Guernesey, 4 mai [18]63, lundi matin, 7 h.

Rebonjour, mon doux adoré, tu vas bien, moi aussi, nous nous aimons, il fait beau, soyons heureux. Quant à moi, je ne m’en faisa pas faute d’être heureuse dans ces conditions-là et je le suis de toutes mes forces et de tout mon cœur. Mes petits poulets, eux aussi, sont heureux de faire leur petit personnage dans mon herbe et sur mes petits pommiers. Il n’y a que ce pauvre Fouyou qui soit LÉSÉ, LÉSÉ, parfaitement LÉSÉ, dans toute cette répartition de joie, de bien-être et de bonheur. Je crains que cette injustice ne finisse par lui faire lever l’étendard de la révolte dans la personne d’un de mes petits privilégiés. Tout à l’heure il était au milieu du gazon les yeux tournés dans la direction du poulailler mais dès que je l’ai appelé il s’est enfui avec épouvante et regret d’avoir été surpris trop tôt en flagrant délit de convoitise et de maraudage. Hélas ! je crains que ce ne soit qu’un simple ajournement et que tôt ou tard il ne fasse griffe basse sur l’une de mes pauvres petites bestioles. En attendant, je te rabâche ces pauvretés, qui ont queues et têtes, mais rien que cela, et je t’aime de toute mon âme sans me ralentir jamais, au contraire.

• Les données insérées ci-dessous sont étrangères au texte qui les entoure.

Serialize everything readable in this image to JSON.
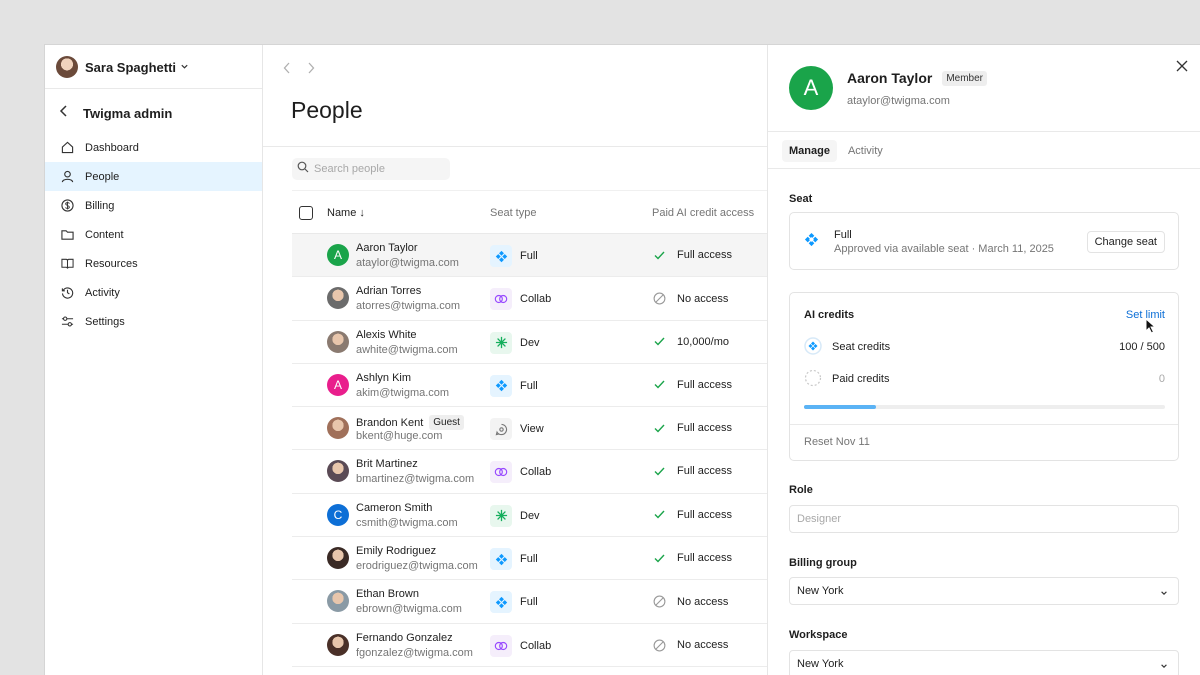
{
  "sidebar": {
    "user_name": "Sara Spaghetti",
    "admin_title": "Twigma admin",
    "items": [
      {
        "label": "Dashboard",
        "icon": "home-icon"
      },
      {
        "label": "People",
        "icon": "person-icon",
        "active": true
      },
      {
        "label": "Billing",
        "icon": "dollar-circle-icon"
      },
      {
        "label": "Content",
        "icon": "folder-icon"
      },
      {
        "label": "Resources",
        "icon": "book-icon"
      },
      {
        "label": "Activity",
        "icon": "history-icon"
      },
      {
        "label": "Settings",
        "icon": "sliders-icon"
      }
    ]
  },
  "main": {
    "title": "People",
    "search_placeholder": "Search people",
    "columns": {
      "name": "Name ↓",
      "seat": "Seat type",
      "access": "Paid AI credit access"
    },
    "rows": [
      {
        "name": "Aaron Taylor",
        "email": "ataylor@twigma.com",
        "avatar_letter": "A",
        "avatar_color": "#1aa44a",
        "seat": "Full",
        "access": "Full access",
        "access_icon": "check-icon"
      },
      {
        "name": "Adrian Torres",
        "email": "atorres@twigma.com",
        "avatar_letter": "",
        "avatar_color": "#6b6b6b",
        "seat": "Collab",
        "access": "No access",
        "access_icon": "no-access-icon"
      },
      {
        "name": "Alexis White",
        "email": "awhite@twigma.com",
        "avatar_letter": "",
        "avatar_color": "#8a7a70",
        "seat": "Dev",
        "access": "10,000/mo",
        "access_icon": "check-icon"
      },
      {
        "name": "Ashlyn Kim",
        "email": "akim@twigma.com",
        "avatar_letter": "A",
        "avatar_color": "#e91e8c",
        "seat": "Full",
        "access": "Full access",
        "access_icon": "check-icon"
      },
      {
        "name": "Brandon Kent",
        "email": "bkent@huge.com",
        "avatar_letter": "",
        "avatar_color": "#a0705a",
        "badge": "Guest",
        "seat": "View",
        "access": "Full access",
        "access_icon": "check-icon"
      },
      {
        "name": "Brit Martinez",
        "email": "bmartinez@twigma.com",
        "avatar_letter": "",
        "avatar_color": "#5a4a55",
        "seat": "Collab",
        "access": "Full access",
        "access_icon": "check-icon"
      },
      {
        "name": "Cameron Smith",
        "email": "csmith@twigma.com",
        "avatar_letter": "C",
        "avatar_color": "#0d6fd6",
        "seat": "Dev",
        "access": "Full access",
        "access_icon": "check-icon"
      },
      {
        "name": "Emily Rodriguez",
        "email": "erodriguez@twigma.com",
        "avatar_letter": "",
        "avatar_color": "#3a2a25",
        "seat": "Full",
        "access": "Full access",
        "access_icon": "check-icon"
      },
      {
        "name": "Ethan Brown",
        "email": "ebrown@twigma.com",
        "avatar_letter": "",
        "avatar_color": "#8a9aa5",
        "seat": "Full",
        "access": "No access",
        "access_icon": "no-access-icon"
      },
      {
        "name": "Fernando Gonzalez",
        "email": "fgonzalez@twigma.com",
        "avatar_letter": "",
        "avatar_color": "#4a3028",
        "seat": "Collab",
        "access": "No access",
        "access_icon": "no-access-icon"
      }
    ]
  },
  "panel": {
    "avatar_letter": "A",
    "name": "Aaron Taylor",
    "badge": "Member",
    "email": "ataylor@twigma.com",
    "tabs": [
      "Manage",
      "Activity"
    ],
    "seat_label": "Seat",
    "seat_type": "Full",
    "seat_detail": "Approved via available seat · March 11, 2025",
    "change_seat": "Change seat",
    "ai_credits_label": "AI credits",
    "set_limit": "Set limit",
    "seat_credits_label": "Seat credits",
    "seat_credits_value": "100 / 500",
    "seat_credits_fraction": 0.2,
    "paid_credits_label": "Paid credits",
    "paid_credits_value": "0",
    "reset": "Reset Nov 11",
    "role_label": "Role",
    "role_placeholder": "Designer",
    "billing_label": "Billing group",
    "billing_value": "New York",
    "workspace_label": "Workspace",
    "workspace_value": "New York"
  },
  "colors": {
    "accent": "#0d6fd6",
    "active_nav": "#e5f4ff",
    "success": "#1aa44a",
    "progress": "#5bb3f5"
  }
}
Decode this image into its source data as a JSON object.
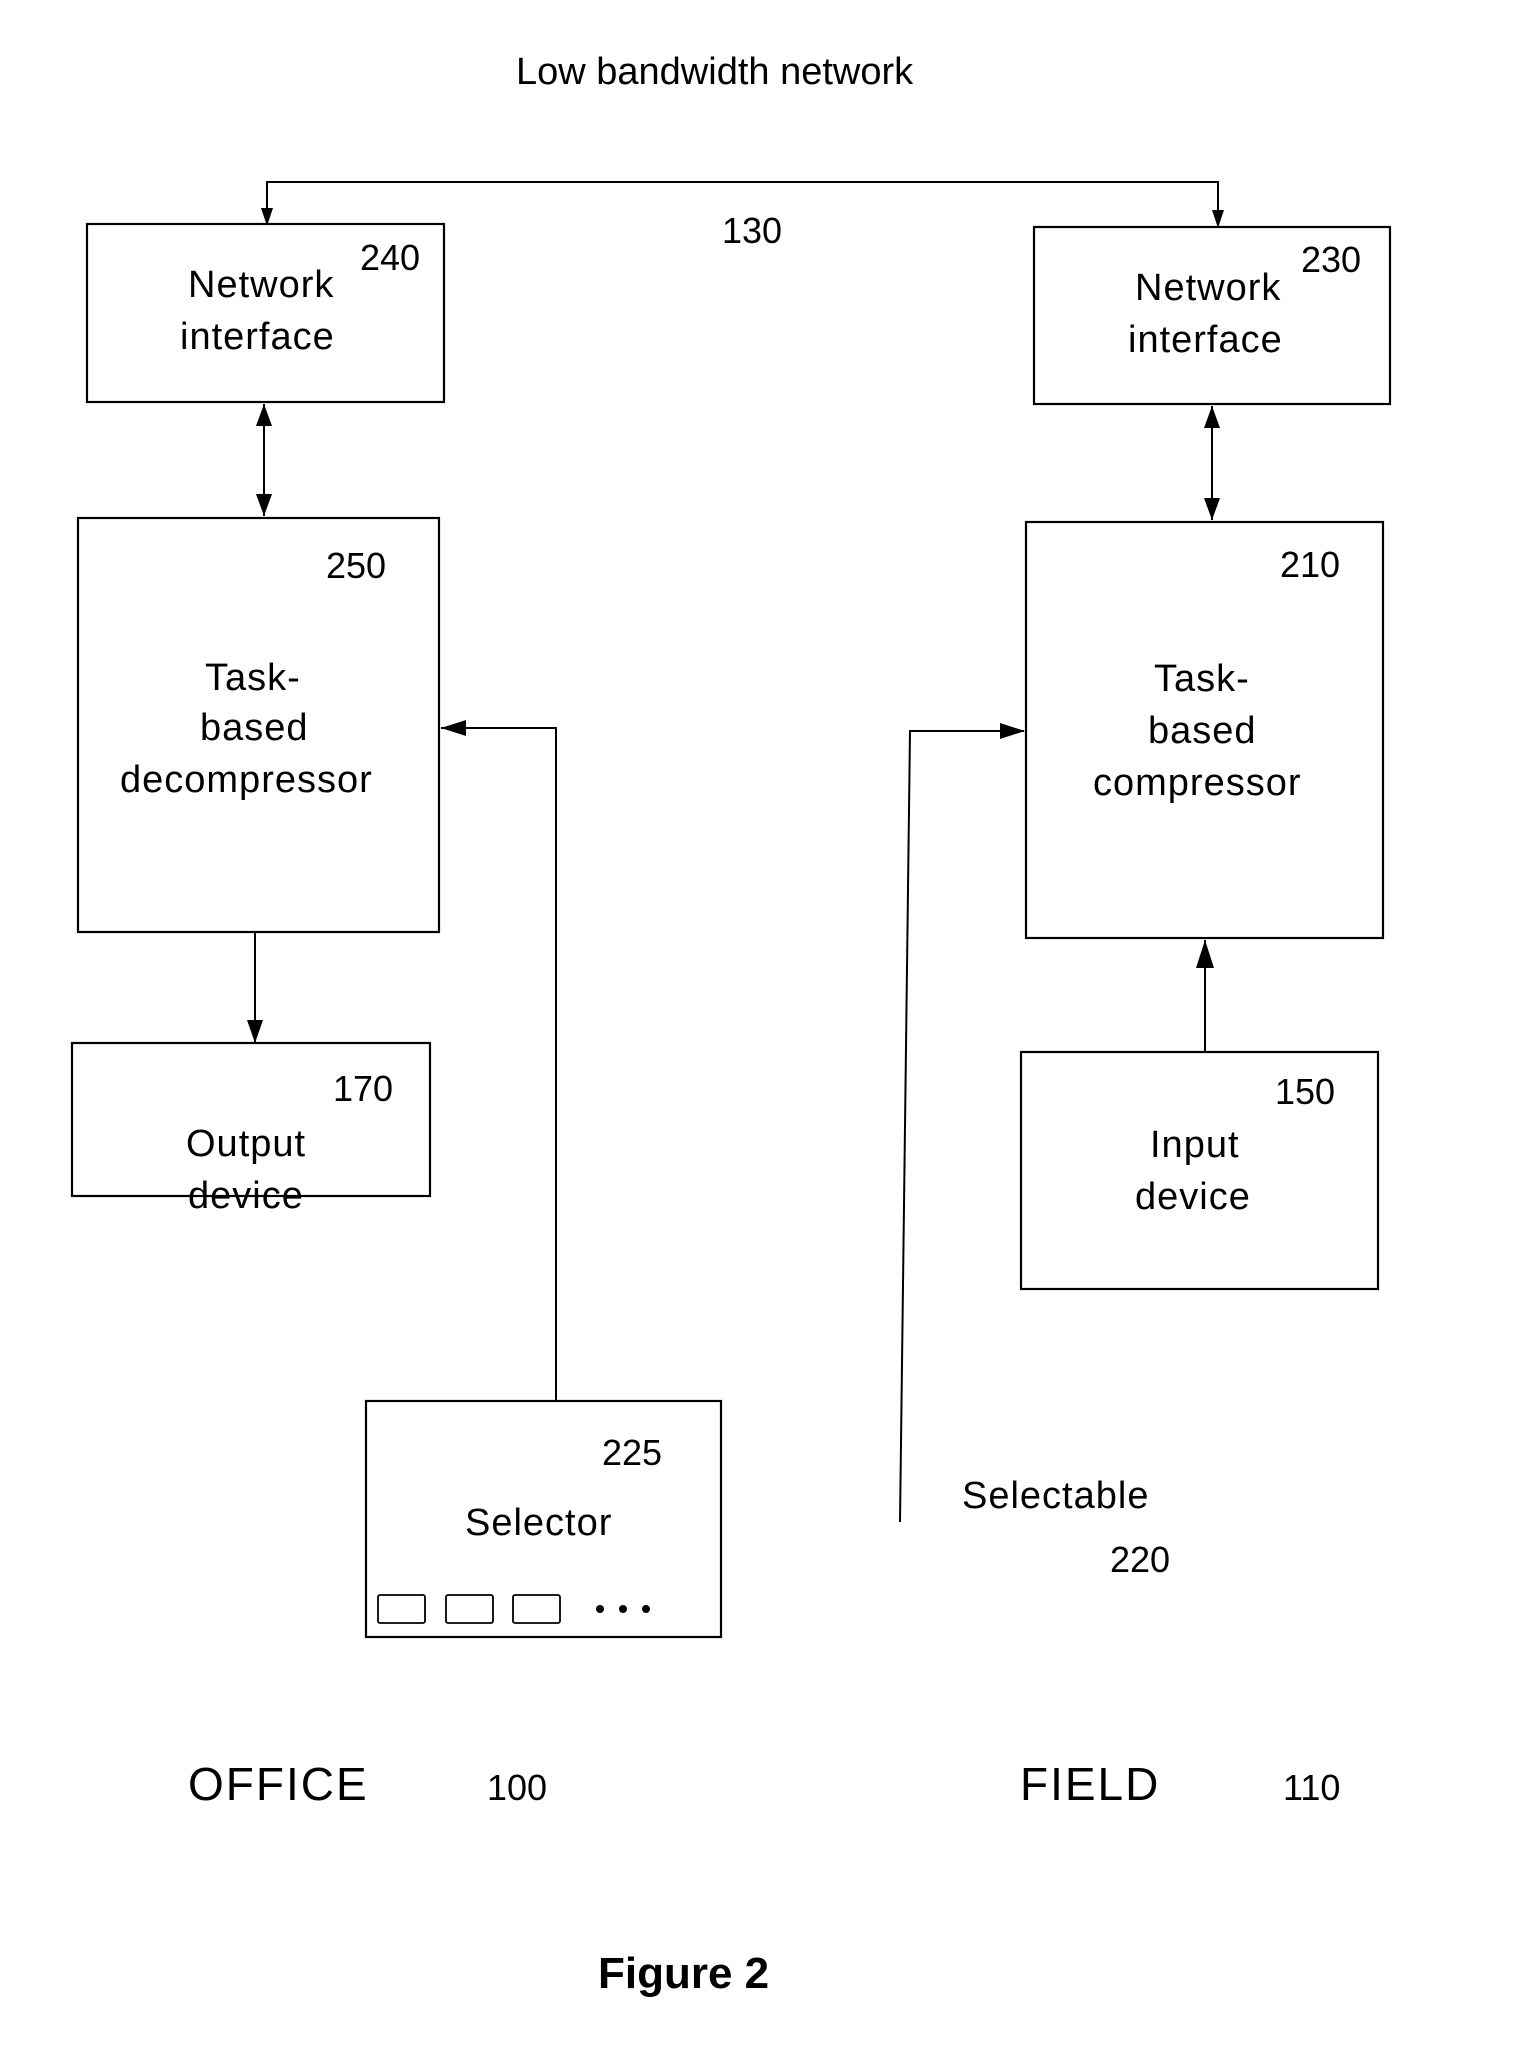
{
  "diagram": {
    "network": {
      "title": "Low bandwidth network",
      "ref": "130"
    },
    "office": {
      "label": "OFFICE",
      "ref": "100",
      "network_interface": {
        "lines": [
          "Network",
          "interface"
        ],
        "ref": "240"
      },
      "decompressor": {
        "lines": [
          "Task-",
          "based",
          "decompressor"
        ],
        "ref": "250"
      },
      "output_device": {
        "lines": [
          "Output",
          "device"
        ],
        "ref": "170"
      },
      "selector": {
        "label": "Selector",
        "ref": "225",
        "buttons": 3,
        "more": "• • •"
      }
    },
    "field": {
      "label": "FIELD",
      "ref": "110",
      "network_interface": {
        "lines": [
          "Network",
          "interface"
        ],
        "ref": "230"
      },
      "compressor": {
        "lines": [
          "Task-",
          "based",
          "compressor"
        ],
        "ref": "210"
      },
      "input_device": {
        "lines": [
          "Input",
          "device"
        ],
        "ref": "150"
      },
      "selectable": {
        "label": "Selectable",
        "ref": "220"
      }
    },
    "caption": "Figure 2"
  }
}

BnF, Mss, NAF, 16384, f. 115
Transcription de Chantal Brière

a) « fait ».


Guernesey, 4 mai [18]63, lundi matin, 7 h. ½

J’espère que tes signaux [1] de santé et de joie sont aussi sincères que les miens, mon cher adoré, et que, comme moi, tu as passé une très bonne nuit. Tous mes bobos sont apaisésa, je n’ai plus qu’un peu de fatigue qui se dissipera sans que je m’en aperçoive. Du reste comment se mal porter de ce temps-là ? Il faudrait avoir un bien mauvais caractère ou n’être pas aimée de son cher petit homme. Dans ce dernier cas, ce ne serait pas la peine d’être malade mieux vaut mourir tout de suite. Donc, si tu m’aimes, comme je le crois, je me porte bien et je veux vivre autant qu’un bail emphytéotiqueb : 99 ans. Je ne t’accorde qu’une minute de plus, cela vous va-t-il ? Dites donc vilain PARESSEUX il ne vous suffit plus de venir à des neuf heures et demiec du soir il faut encore que vous ameniez deux écornifleurs de vos quelques minutes de [travail ?]. Si c’est comme cela que vous prétendez avancer dans vos notes, merci, les steeple-chasesd des tortues et des colimaçons pourront faire dix fois le tour du globe pendant que vous achèverez la lecture de votre quatrième volume de Barbier. DE MON TEMPS, cela ne se passait pas comme cela ; il est vrai que votre astre ne gravitait pas encore dans l’orbite du soleil Marquand et de la comète KESLER, ces deux entraînements irrésistibles. Allez donc TURLURETTE [2], comme on dit en littérature, et prenez votre temps et votre plaisir où vous les trouvez. Quant à moi, j’en ris dans… mon Barbier et je vous attends à cœur tendu. Pensez à apporter du papier pour vous et pour moi car il n’y en a plus que du trop BEAU. Sur ce baisez-moi et montrez-moi vos jambes.

BnF, Mss, NAF, 16384, f. 116
Transcription de Chantal Brière

a) « appaisés ».
b) « amphythéotique ».
c) « steple-chease ».
d) « demi ».

Notes

[1Juliette et Victor Hugo s’envoyaient des signes d’une maison à l’autre pour s’informer de leur état de santé et communiquer.

[2Eh ! allez donc, Turlurette ! : titre d’une revue de l’année 1862 de Chéri, Cogniard et Clairville, jouée aux Variétés le 22 décembre.